Moraes diz que indulto não tira inelegibilidade de Silveira

 
Ministro do STF ainda deu prazo para defesa do deputado se pronunciar sobre graça presidencial e tornozeleira eletrônica


O ministro do Supremo Tribunal Federal (STF) Alexandre de Moraes registrou a primeira manifestação nos autos da ação penal desde o julgamento de Daniel Silveira, na última quarta-feira, 20. Segundo o magistrado, o indulto concedido pelo presidente Jair Bolsonaro não invalida a inelegibilidade do deputado federal (PTB-RJ).

No entendimento de Moraes, a graça presidencial não anula os efeitos secundários da condenação, como a suspensão dos direitos políticos de Silveira por oito anos.

“O indulto presidencial não equivale à reabilitação para afastar a inelegibilidade decorrente de condenação criminal, o qual atinge apenas os efeitos primários da condenação — a pena, sendo mantidos os efeitos secundários”, escreveu Moraes, em atualização dos autos, nesta terça-feira, 26.

Moraes ainda determinou que a defesa de Silveira se manifeste sobre o indulto em um prazo de 48 horas, assim como a respeito do descarregamento da tornozeleira eletrônica usada por Daniel Silveira. O parlamentar não é monitorado pelas autoridades penitenciárias desde o último dia 17 de abril.

#NotíciaSTF O min. Alexandre de Moraes determinou que a defesa do dep.
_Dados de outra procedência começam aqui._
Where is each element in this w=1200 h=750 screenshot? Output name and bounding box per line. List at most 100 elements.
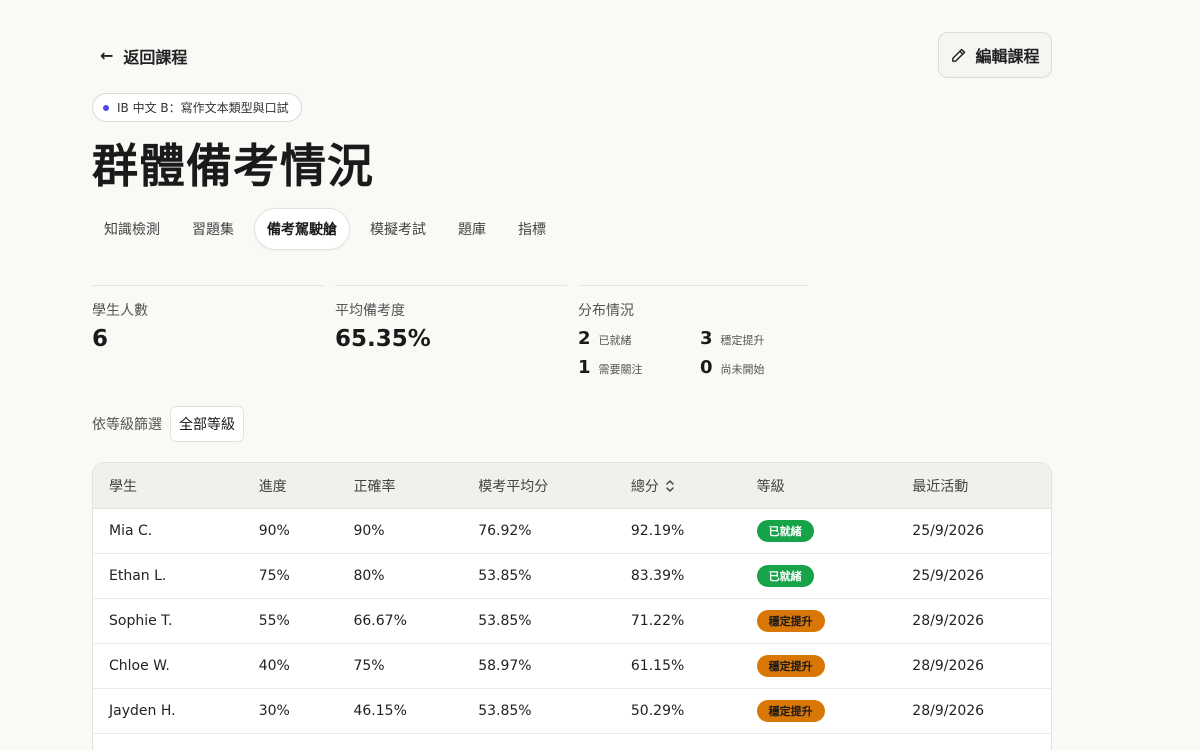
level-badge: 穩定提升	[756, 610, 825, 632]
page-title: 群體備考情況	[92, 139, 374, 193]
cell-level: 穩定提升	[756, 655, 913, 677]
cell-accuracy: 46.15%	[353, 703, 407, 719]
dist-label: 已就緒	[598, 334, 632, 347]
dist-item-attention: 1 需要關注	[578, 357, 700, 378]
course-pill: IB 中文 B：寫作文本類型與口試	[92, 93, 302, 122]
course-dot-icon	[103, 104, 109, 111]
tab-question-bank[interactable]: 題庫	[446, 208, 498, 250]
tab-knowledge-check[interactable]: 知識檢測	[92, 208, 172, 250]
dist-label: 穩定提升	[720, 334, 765, 347]
table-row[interactable]: Sophie T. 55% 66.67% 53.85% 71.22% 穩定提升 28/9/2…	[93, 599, 1051, 644]
cell-total: 71.22%	[630, 613, 685, 629]
cell-student: Jayden H.	[109, 703, 176, 719]
column-header-last-activity[interactable]: 最近活動	[912, 476, 1051, 496]
course-pill-label: IB 中文 B：寫作文本類型與口試	[117, 101, 289, 115]
tab-mock-exams[interactable]: 模擬考試	[358, 208, 438, 250]
students-table: 學生 進度 正確率 模考平均分 總分 等級 最近活動 Mia C. 90% 90% 7…	[92, 462, 1052, 750]
cell-level: 穩定提升	[756, 700, 913, 722]
dist-count: 2	[578, 328, 591, 349]
tab-label: 模擬考試	[370, 222, 426, 238]
stat-label: 平均備考度	[335, 303, 405, 319]
dist-item-steady: 3 穩定提升	[700, 328, 810, 349]
cell-progress: 55%	[258, 613, 290, 629]
cell-total: 61.15%	[630, 658, 685, 674]
dist-label: 尚未開始	[720, 363, 765, 376]
cell-student: Chloe W.	[109, 658, 170, 674]
stat-student-count: 學生人數 6	[92, 285, 324, 352]
stat-average-readiness: 平均備考度 65.35%	[335, 285, 567, 352]
level-badge: 穩定提升	[756, 700, 825, 722]
cell-last-activity: 28/9/2026	[912, 703, 985, 719]
table-row[interactable]: Mia C. 90% 90% 76.92% 92.19% 已就緒 25/9/2026	[93, 509, 1051, 554]
edit-course-button[interactable]: 編輯課程	[938, 32, 1052, 78]
table-row[interactable]: Ethan L. 75% 80% 53.85% 83.39% 已就緒 25/9/2026	[93, 554, 1051, 599]
level-badge: 穩定提升	[756, 655, 825, 677]
cell-mock-average: 53.85%	[478, 613, 532, 629]
level-filter-select[interactable]: 全部等級	[170, 406, 244, 442]
level-badge: 已就緒	[756, 520, 814, 542]
tab-label: 指標	[518, 222, 546, 238]
cell-mock-average: 58.97%	[478, 658, 532, 674]
column-header-mock-average[interactable]: 模考平均分	[478, 476, 631, 496]
cell-student: Ethan L.	[109, 568, 167, 584]
table-row[interactable]: Chloe W. 40% 75% 58.97% 61.15% 穩定提升 28/9/2026	[93, 644, 1051, 689]
cell-total: 92.19%	[630, 523, 685, 539]
stat-value: 65.35%	[335, 326, 431, 352]
tab-label: 習題集	[192, 222, 234, 238]
tab-label: 題庫	[458, 222, 486, 238]
tab-metrics[interactable]: 指標	[506, 208, 558, 250]
table-header: 學生 進度 正確率 模考平均分 總分 等級 最近活動	[93, 463, 1051, 509]
cell-last-activity: 25/9/2026	[912, 523, 985, 539]
back-to-course-link[interactable]: ← 返回課程	[100, 44, 187, 68]
tab-prep-cockpit[interactable]: 備考駕駛艙	[254, 208, 350, 250]
column-header-total[interactable]: 總分	[631, 476, 757, 496]
edit-course-label: 編輯課程	[975, 47, 1040, 66]
dist-item-not-started: 0 尚未開始	[700, 357, 810, 378]
tab-problem-sets[interactable]: 習題集	[180, 208, 246, 250]
stat-label: 分布情況	[578, 303, 634, 319]
cell-mock-average: 53.85%	[478, 703, 532, 719]
stat-value: 6	[92, 326, 109, 352]
table-row[interactable]: Jayden H. 30% 46.15% 53.85% 50.29% 穩定提升 28/9/2…	[93, 689, 1051, 734]
level-badge: 已就緒	[756, 565, 814, 587]
cell-progress: 75%	[258, 568, 290, 584]
stat-label: 學生人數	[92, 303, 148, 319]
cell-last-activity: 28/9/2026	[912, 613, 985, 629]
cell-level: 已就緒	[756, 520, 913, 542]
level-filter: 依等級篩選 全部等級	[92, 406, 244, 442]
arrow-left-icon: ←	[100, 46, 114, 65]
cell-student: Mia C.	[109, 523, 153, 539]
cell-level: 穩定提升	[756, 610, 913, 632]
tab-label: 知識檢測	[104, 222, 160, 238]
cell-accuracy: 90%	[353, 523, 385, 539]
column-header-progress[interactable]: 進度	[259, 476, 354, 496]
cell-last-activity: 28/9/2026	[912, 658, 985, 674]
dist-item-ready: 2 已就緒	[578, 328, 700, 349]
cell-mock-average: 76.92%	[478, 523, 532, 539]
stat-distribution: 分布情況 2 已就緒 3 穩定提升 1 需要關注 0 尚未開始	[578, 285, 808, 378]
cell-last-activity: 25/9/2026	[912, 568, 985, 584]
cell-accuracy: 66.67%	[353, 613, 407, 629]
cell-mock-average: 53.85%	[478, 568, 532, 584]
column-header-label: 總分	[630, 478, 659, 495]
cell-total: 50.29%	[630, 703, 685, 719]
cell-progress: 40%	[258, 658, 290, 674]
back-label: 返回課程	[123, 48, 188, 67]
dist-label: 需要關注	[598, 363, 643, 376]
dist-count: 1	[578, 357, 591, 378]
dist-count: 3	[700, 328, 713, 349]
sort-icon	[666, 479, 674, 492]
pencil-icon	[952, 48, 966, 62]
cell-total: 83.39%	[630, 568, 685, 584]
tab-label: 備考駕駛艙	[267, 222, 337, 238]
cell-accuracy: 75%	[353, 658, 385, 674]
filter-label: 依等級篩選	[92, 417, 162, 433]
cell-progress: 30%	[258, 703, 290, 719]
column-header-student[interactable]: 學生	[93, 476, 259, 496]
tab-bar: 知識檢測 習題集 備考駕駛艙 模擬考試 題庫 指標	[92, 208, 566, 250]
table-body: Mia C. 90% 90% 76.92% 92.19% 已就緒 25/9/2026 Etha…	[93, 509, 1051, 734]
cell-accuracy: 80%	[353, 568, 385, 584]
column-header-accuracy[interactable]: 正確率	[353, 476, 478, 496]
column-header-level[interactable]: 等級	[757, 476, 913, 496]
dist-count: 0	[700, 357, 713, 378]
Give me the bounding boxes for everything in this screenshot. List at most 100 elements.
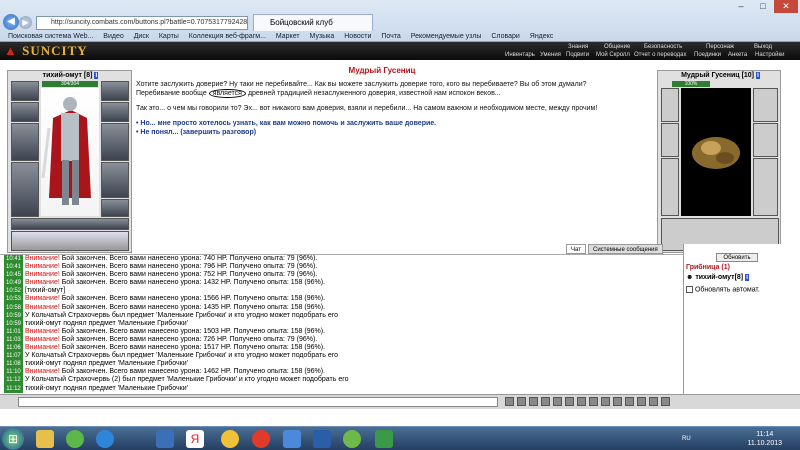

Daniel Silveira se manifeste em 48 horas sobre descumprimento de medidas cautelares impostas pelo STF, como irregularidades na tornozeleira eletrônica, presença em eventos e concessão de entrevista. (1/3)

— STF (@STF_oficial) April 26, 2022


Bolsonaro concedeu o indulto da graça ao deputado federal na quinta-feira 21, um dia depois de Silveira ter sido condenado a oito anos e nove meses de prisão, por ampla maioria dos ministros do STF. O parlamentar foi denunciado pela Procuradoria-Geral da República por incitação à violência e ameaças a integrantes da Corte.

Graça presidencial e os direitos políticos de Silveira

Para o jurista Modesto Carvalhosa, a graça concedida pelo presidente extingue a pena de prisão e o pagamento de multas, e a decisão abrange todos os efeitos da condenação, o que significa que o deputado não pode perder os direitos políticos nem ter o mandato cassado.

“Como é possível que os feitos da condenação não sejam abrangidos pela graça? Este é um raciocínio primário também, ou seja, se existe a graça, existe um indulto à pena e as suas sequelas, aqueles efeitos secundários”, defende Carvalhosa. “O perdão abrange a totalidade, a pessoa é indultada. E esta da cassação de mandato é o absurdo dos absurdos em si mesma.”

O advogado de Silveira, Paulo Faria, disse em entrevista ao programa Direto ao Ponto, da Jovem Pan, que o parlamentar poderá disputar as eleições deste ano. “Não se pode mais dizer que Silveira é um condenado ou que está devendo multas exorbitantes”, observou o advogado.

Faria argumentou que Daniel Silveira pode ser candidato em virtude de a Lei da Ficha Limpa não prever o suposto crime que o parlamentar teria cometido. “O presidente Jair Bolsonaro ainda concedeu o indulto, que abrange todas as condenações”, disse.

Bolsonaro precisa explicar indulto

A ministra Rosa Weber, do Supremo Tribunal Federal, deu dez dias para o presidente Jair Bolsonaro explicar o indulto concedido ao deputado federal Daniel Silveira.

Em despacho na noite de segunda-feira 25, a ministra afirmou que o assunto tem “relevância e especial significado para a ordem social e a segurança jurídica”.

Além da manifestação do presidente, Rosa Weber abriu prazo para a Advocacia-Geral da União (AGU) e para a Procuradoria-Geral da República enviarem seus pareceres sobre o decreto.

A ordem foi dada em ações apresentadas por partidos de oposição. Ao menos quatro processos foram protocolados no STF desde que Bolsonaro anunciou o indulto a Silveira.